Metteur en scène, comédien, directeur du théâtre des Carmes et indissociable du festival "off" d'Avignon, André Benedetto est décédé dans la nuit de dimanche à lundi des suites d'un accident vasculaire cérébral, à la veille de ses 75 ans…
Le dramaturge André Benedetto est né le 14 juillet 1934 à Marseille. Il présidait l'association Avignon Festival et Compagnies, qui avait restructuré en 2007 l'organisation du festival "off" et qui en reste la cheville ouvrière, encore cette année avec 985 spectacles qui se déroulent en marge du festival officiel.
Fou de théâtre et ancien instituteur, André Benedetto avait créé en 1963 le théâtre des Carmes à Avignon, dont il était toujours le directeur.
En 1964, après une première participation au festival, la compagnie avait publié deux ans plus tard un manifeste clamant "les classiques au poteau et la culture à l'égout", avant de présenter pour la première fois une pièce, Statues, en marge du programme officiel du festival.

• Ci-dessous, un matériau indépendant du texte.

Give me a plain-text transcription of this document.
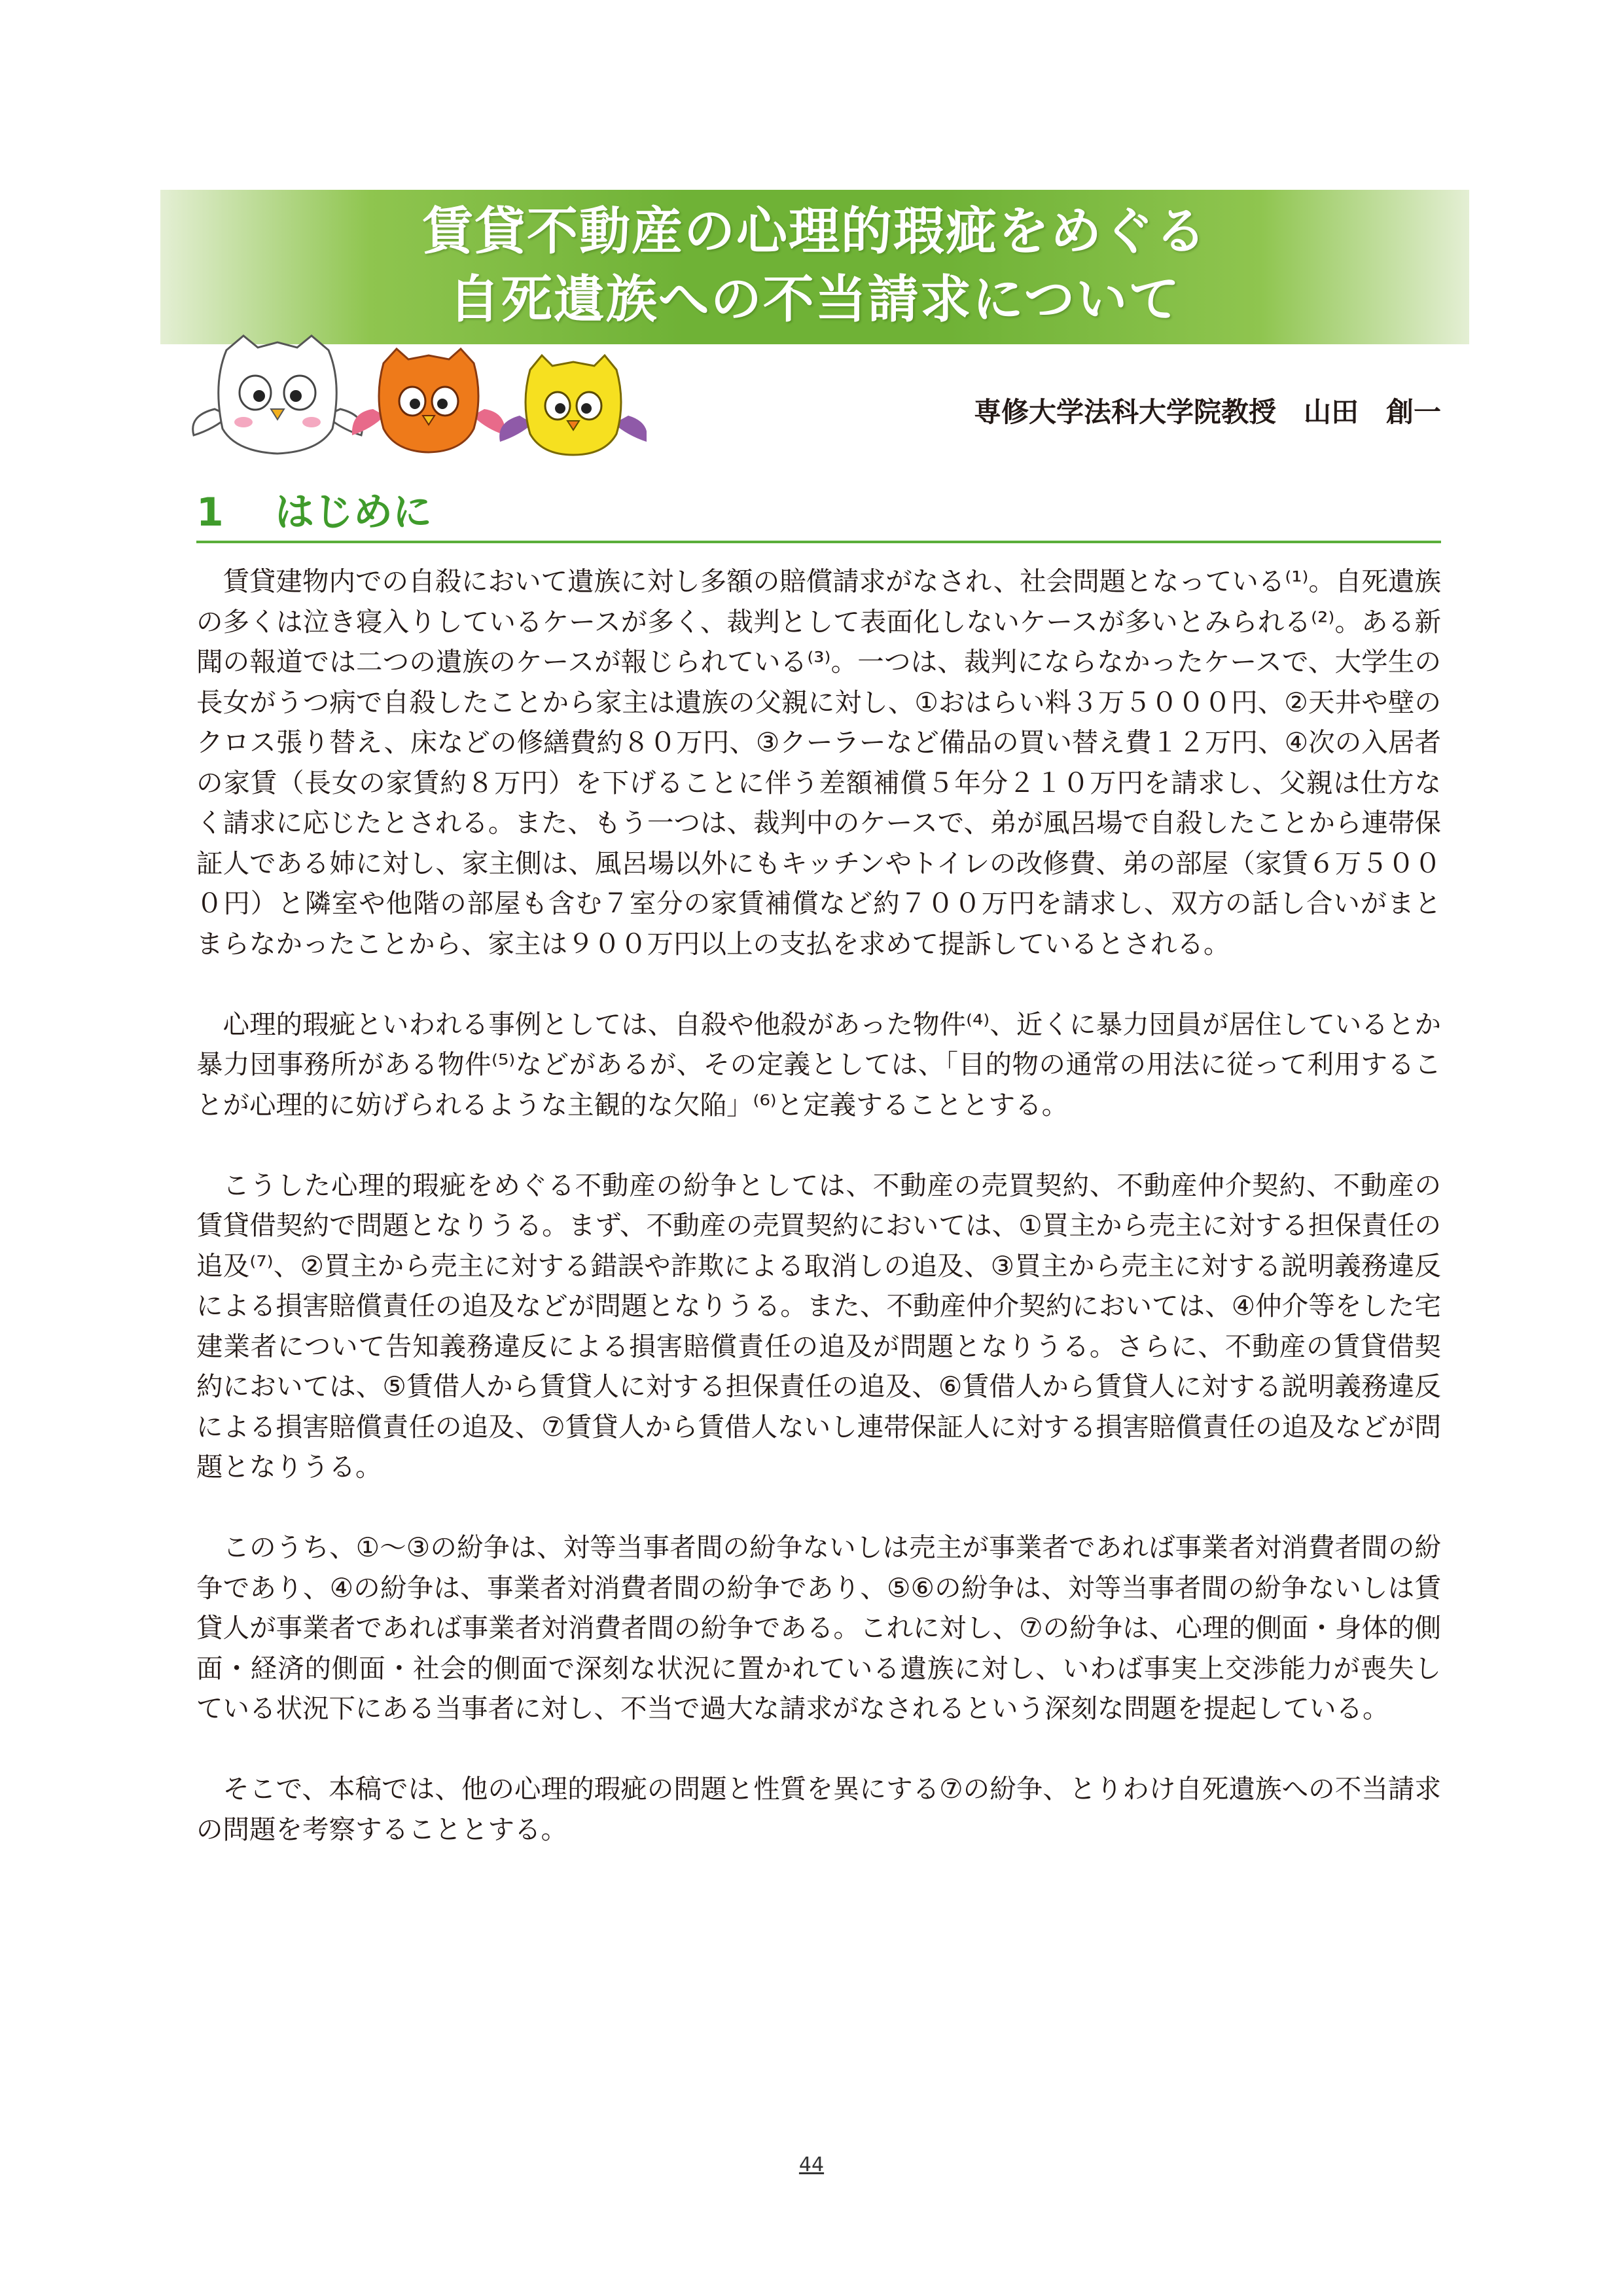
賃貸不動産の心理的瑕疵をめぐる
自死遺族への不当請求について
専修大学法科大学院教授　山田　創一
1 はじめに

賃貸建物内での自殺において遺族に対し多額の賠償請求がなされ、社会問題となっている⁽¹⁾。自死遺族の多くは泣き寝入りしているケースが多く、裁判として表面化しないケースが多いとみられる⁽²⁾。ある新聞の報道では二つの遺族のケースが報じられている⁽³⁾。一つは、裁判にならなかったケースで、大学生の長女がうつ病で自殺したことから家主は遺族の父親に対し、①おはらい料３万５０００円、②天井や壁のクロス張り替え、床などの修繕費約８０万円、③クーラーなど備品の買い替え費１２万円、④次の入居者の家賃（長女の家賃約８万円）を下げることに伴う差額補償５年分２１０万円を請求し、父親は仕方なく請求に応じたとされる。また、もう一つは、裁判中のケースで、弟が風呂場で自殺したことから連帯保証人である姉に対し、家主側は、風呂場以外にもキッチンやトイレの改修費、弟の部屋（家賃６万５０００円）と隣室や他階の部屋も含む７室分の家賃補償など約７００万円を請求し、双方の話し合いがまとまらなかったことから、家主は９００万円以上の支払を求めて提訴しているとされる。

心理的瑕疵といわれる事例としては、自殺や他殺があった物件⁽⁴⁾、近くに暴力団員が居住しているとか暴力団事務所がある物件⁽⁵⁾などがあるが、その定義としては、「目的物の通常の用法に従って利用することが心理的に妨げられるような主観的な欠陥」⁽⁶⁾と定義することとする。

こうした心理的瑕疵をめぐる不動産の紛争としては、不動産の売買契約、不動産仲介契約、不動産の賃貸借契約で問題となりうる。まず、不動産の売買契約においては、①買主から売主に対する担保責任の追及⁽⁷⁾、②買主から売主に対する錯誤や詐欺による取消しの追及、③買主から売主に対する説明義務違反による損害賠償責任の追及などが問題となりうる。また、不動産仲介契約においては、④仲介等をした宅建業者について告知義務違反による損害賠償責任の追及が問題となりうる。さらに、不動産の賃貸借契約においては、⑤賃借人から賃貸人に対する担保責任の追及、⑥賃借人から賃貸人に対する説明義務違反による損害賠償責任の追及、⑦賃貸人から賃借人ないし連帯保証人に対する損害賠償責任の追及などが問題となりうる。

このうち、①～③の紛争は、対等当事者間の紛争ないしは売主が事業者であれば事業者対消費者間の紛争であり、④の紛争は、事業者対消費者間の紛争であり、⑤⑥の紛争は、対等当事者間の紛争ないしは賃貸人が事業者であれば事業者対消費者間の紛争である。これに対し、⑦の紛争は、心理的側面・身体的側面・経済的側面・社会的側面で深刻な状況に置かれている遺族に対し、いわば事実上交渉能力が喪失している状況下にある当事者に対し、不当で過大な請求がなされるという深刻な問題を提起している。

そこで、本稿では、他の心理的瑕疵の問題と性質を異にする⑦の紛争、とりわけ自死遺族への不当請求の問題を考察することとする。

44
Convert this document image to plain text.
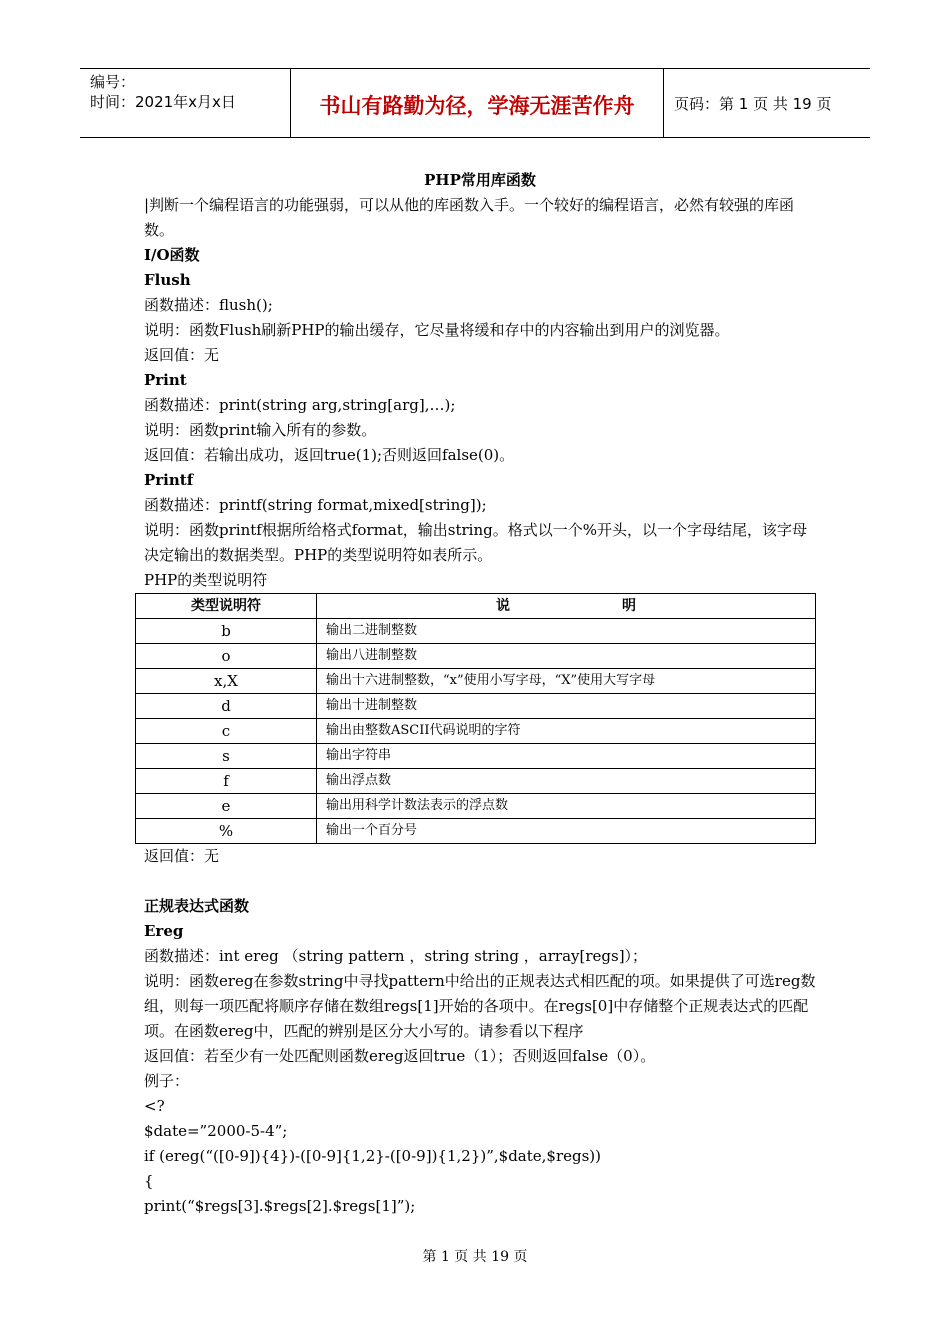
编号：
时间：2021年x月x日	书山有路勤为径，学海无涯苦作舟	页码：第 1 页 共 19 页
PHP常用库函数
|判断一个编程语言的功能强弱，可以从他的库函数入手。一个较好的编程语言，必然有较强的库函数。
I/O函数
Flush
函数描述：flush();
说明：函数Flush刷新PHP的输出缓存，它尽量将缓和存中的内容输出到用户的浏览器。
返回值：无
Print
函数描述：print(string arg,string[arg],…);
说明：函数print输入所有的参数。
返回值：若输出成功，返回true(1);否则返回false(0)。
Printf
函数描述：printf(string format,mixed[string]);
说明：函数printf根据所给格式format，输出string。格式以一个%开头，以一个字母结尾，该字母决定输出的数据类型。PHP的类型说明符如表所示。
PHP的类型说明符
类型说明符	说　　　　　　　　明
b	输出二进制整数
o	输出八进制整数
x,X	输出十六进制整数，“x”使用小写字母，“X”使用大写字母
d	输出十进制整数
c	输出由整数ASCII代码说明的字符
s	输出字符串
f	输出浮点数
e	输出用科学计数法表示的浮点数
%	输出一个百分号
返回值：无
正规表达式函数
Ereg
函数描述：int ereg （string pattern ，string string ，array[regs]）；
说明：函数ereg在参数string中寻找pattern中给出的正规表达式相匹配的项。如果提供了可选reg数组，则每一项匹配将顺序存储在数组regs[1]开始的各项中。在regs[0]中存储整个正规表达式的匹配项。在函数ereg中，匹配的辨别是区分大小写的。请参看以下程序
返回值：若至少有一处匹配则函数ereg返回true（1）；否则返回false（0）。
例子：
<?
$date=”2000-5-4”;
if (ereg(“([0-9]){4})-([0-9]{1,2}-([0-9]){1,2})”,$date,$regs))
{
print(“$regs[3].$regs[2].$regs[1]”);
第 1 页 共 19 页
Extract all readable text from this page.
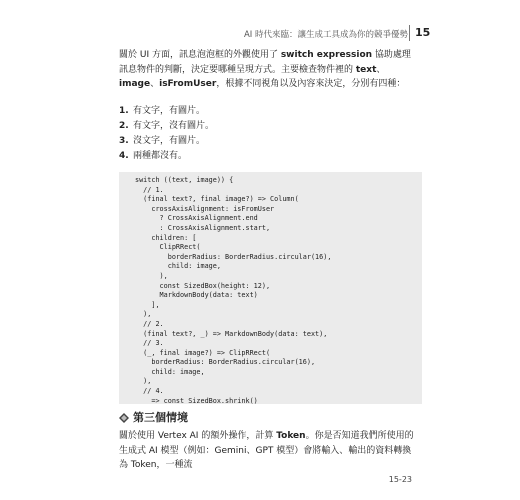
AI 時代來臨：讓生成工具成為你的競爭優勢 15

關於 UI 方面，訊息泡泡框的外觀使用了 switch expression 協助處理訊息物件的判斷，決定要哪種呈現方式。主要檢查物件裡的 text、image、isFromUser，根據不同視角以及內容來決定，分別有四種：

1. 有文字，有圖片。
2. 有文字，沒有圖片。
3. 沒文字，有圖片。
4. 兩種都沒有。
switch ((text, image)) {
// 1.
(final text?, final image?) => Column(
crossAxisAlignment: isFromUser
? CrossAxisAlignment.end
: CrossAxisAlignment.start,
children: [
ClipRRect(
borderRadius: BorderRadius.circular(16),
child: image,
),
const SizedBox(height: 12),
MarkdownBody(data: text)
],
),
// 2.
(final text?, _) => MarkdownBody(data: text),
// 3.
(_, final image?) => ClipRRect(
borderRadius: BorderRadius.circular(16),
child: image,
),
// 4.
_ => const SizedBox.shrink()

第三個情境

關於使用 Vertex AI 的額外操作，計算 Token。你是否知道我們所使用的生成式 AI 模型（例如：Gemini、GPT 模型）會將輸入、輸出的資料轉換為 Token，一種流

15-23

En juillet 1967, André Benedetto avait récidivé avec Napalm, la première pièce sur la guerre du Vietnam.
Auteur, metteur en scène mais également poète, il a publié et joué de nombreuses œuvres dont une pièce écrite et jouée en 1999, San Jorgi Roc.
André Benedetto (centre) sur scène à Avignon le 4 juillet 2000.
Le ministre de la Culture, Frédéric Mitterrand, lui a rendu hommage ce lundi, en déplorant la disparition d'une "grande voix dans l'histoire du théâtre".
Il salue la mémoire du "compagnon de route de Jean Vilar et Gabriel Monnet", un "enfant terrible de la décentralisation théâtrale (qui) avais pris son envol dès 1966, en marge du festival officiel, en créant son propre festival : le 'off' ".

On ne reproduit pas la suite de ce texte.